Duke's decision to relocate last week's Muslim call-to-prayer has put the University at the center of a national conversation—garnering a range of reactions from across political and religious spectrums.
The University's initial announcement that the weekly call-to-prayer would be led from the Chapel bell tower earned national attention. Although many people praised Duke for its commitment to religious plurality, others—including some conservative and Christian leaders—criticized the University, saying that playing the call-to-prayer aloud from the Chapel went against the school's Methodist roots. When Duke reversed the decision two days later, the media attention quickly intensified.
Much of the conversation—particularly in Internet comment sections—quickly became vitriolic and drew on negative stereotypes.
"In situations like this where there's a lot of heat and not a whole lot of light, you can't expect to have reasoned and thoughtful dialogue," said Michael Schoenfeld, vice president for public affairs and government relations.
Last Tuesday, the University announced that members of the Muslim Students Association would begin leading the weekly call-to-prayer—known as the adhan—from the Chapel bell tower. Criticism from Christian leaders outside the University followed, and Duke reversed its decision on Thursday, later citing "serious and credible safety concerns." Friday's adhan was instead held on the lawn in front of the Chapel, drawing hundreds of community members.
Some members of the community questioned whether or not safety was truly the University's top reason behind the decision to move the adhan—with several suggesting that Duke had instead been motivated to move the call-to-prayer in response to alumni and potential donors who had been upset by the original announcement.
"We can't stop speculation," Schoenfeld said. "What we do is provide as much information as we can, try to provide the appropriate context for that and keep repeating it both through our own channels—websites and social media—and also by engaging with the news media."
Any action surrounding questions of interfaith engagement will attract attention in today's media climate, Schoenfeld noted, particularly on a campus as prominent as Duke. He added that the University could have refined its approach behind the initial announcement that the adhan would be held in the Chapel.

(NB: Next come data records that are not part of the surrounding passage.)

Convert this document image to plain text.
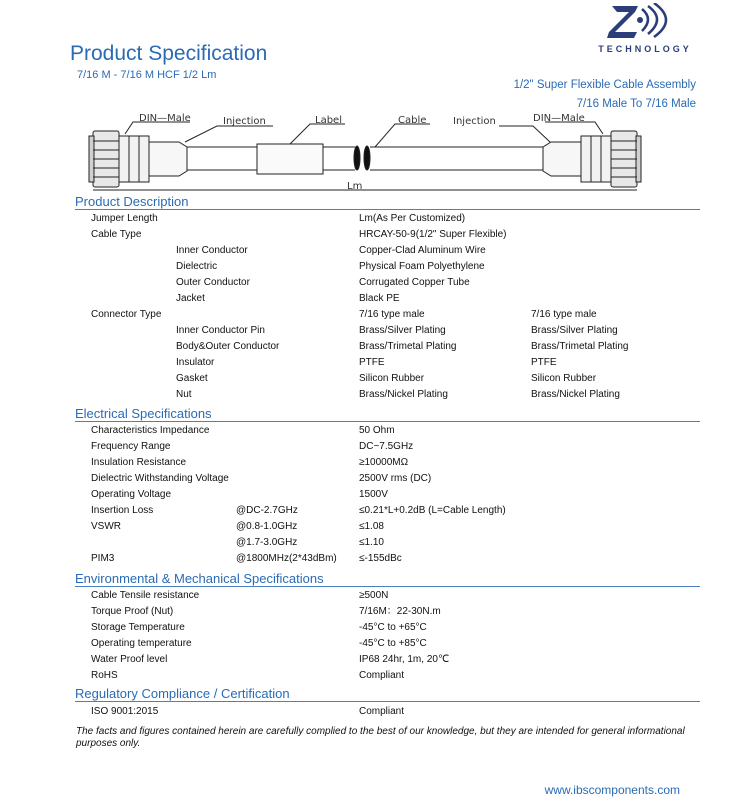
Product Specification
7/16 M - 7/16 M HCF 1/2 Lm
TECHNOLOGY
1/2" Super Flexible Cable Assembly
7/16 Male To 7/16 Male
DIN—Male	Injection	Label	Cable	Injection	DIN—Male
Lm
Product Description
Jumper Length	Lm(As Per Customized)
Cable Type	HRCAY-50-9(1/2" Super Flexible)
Inner Conductor	Copper-Clad Aluminum Wire
Dielectric	Physical Foam Polyethylene
Outer Conductor	Corrugated Copper Tube
Jacket	Black PE
Connector Type	7/16 type male	7/16 type male
Inner Conductor Pin	Brass/Silver Plating	Brass/Silver Plating
Body&Outer Conductor	Brass/Trimetal Plating	Brass/Trimetal Plating
Insulator	PTFE	PTFE
Gasket	Silicon Rubber	Silicon Rubber
Nut	Brass/Nickel Plating	Brass/Nickel Plating
Electrical Specifications
Characteristics Impedance	50 Ohm
Frequency Range	DC~7.5GHz
Insulation Resistance	≥10000MΩ
Dielectric Withstanding Voltage	2500V rms (DC)
Operating Voltage	1500V
Insertion Loss	@DC-2.7GHz	≤0.21*L+0.2dB (L=Cable Length)
VSWR	@0.8-1.0GHz	≤1.08
@1.7-3.0GHz	≤1.10
PIM3	@1800MHz(2*43dBm) ≤-155dBc
Environmental & Mechanical Specifications
Cable Tensile resistance	≥500N
Torque Proof (Nut)	7/16M：22-30N.m
Storage Temperature	-45°C to +65°C
Operating temperature	-45°C to +85°C
Water Proof level	IP68 24hr, 1m, 20℃
RoHS	Compliant
Regulatory Compliance / Certification
ISO 9001:2015	Compliant
The facts and figures contained herein are carefully complied to the best of our knowledge, but they are intended for general informational purposes only.
www.ibscomponents.com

"With the powerful, powerful role that the Chapel plays as a symbol of the University, it's going to spark a lot of conversation," Schoenfeld said. "Any time we do something... we have to be very thoughtful, engage with all the stakeholders—we have to be deliberate, and that didn't happen this time.... In the process that led to the initial announcement, we should have engaged more broadly with interested stakeholders within the University and beyond."
All media except for satellite trucks were permitted at Friday's adhan, Schoenfeld said. National organizations including NBC, CNN and Fox News came to campus for the prayer ceremony in front of the Chapel, along with several local outlets. The situation was even played for humor on this week's Saturday Night Live.
"After receiving complaints from Christian leaders, Duke University has canceled plans for Muslim students to use the school's iconic Chapel tower for sounding the traditional Islamic call-to-prayer. But apparently, Christian leaders are totally cool that Duke's mascot is the devil," comedian Michael Che quipped on the show's Weekend Update.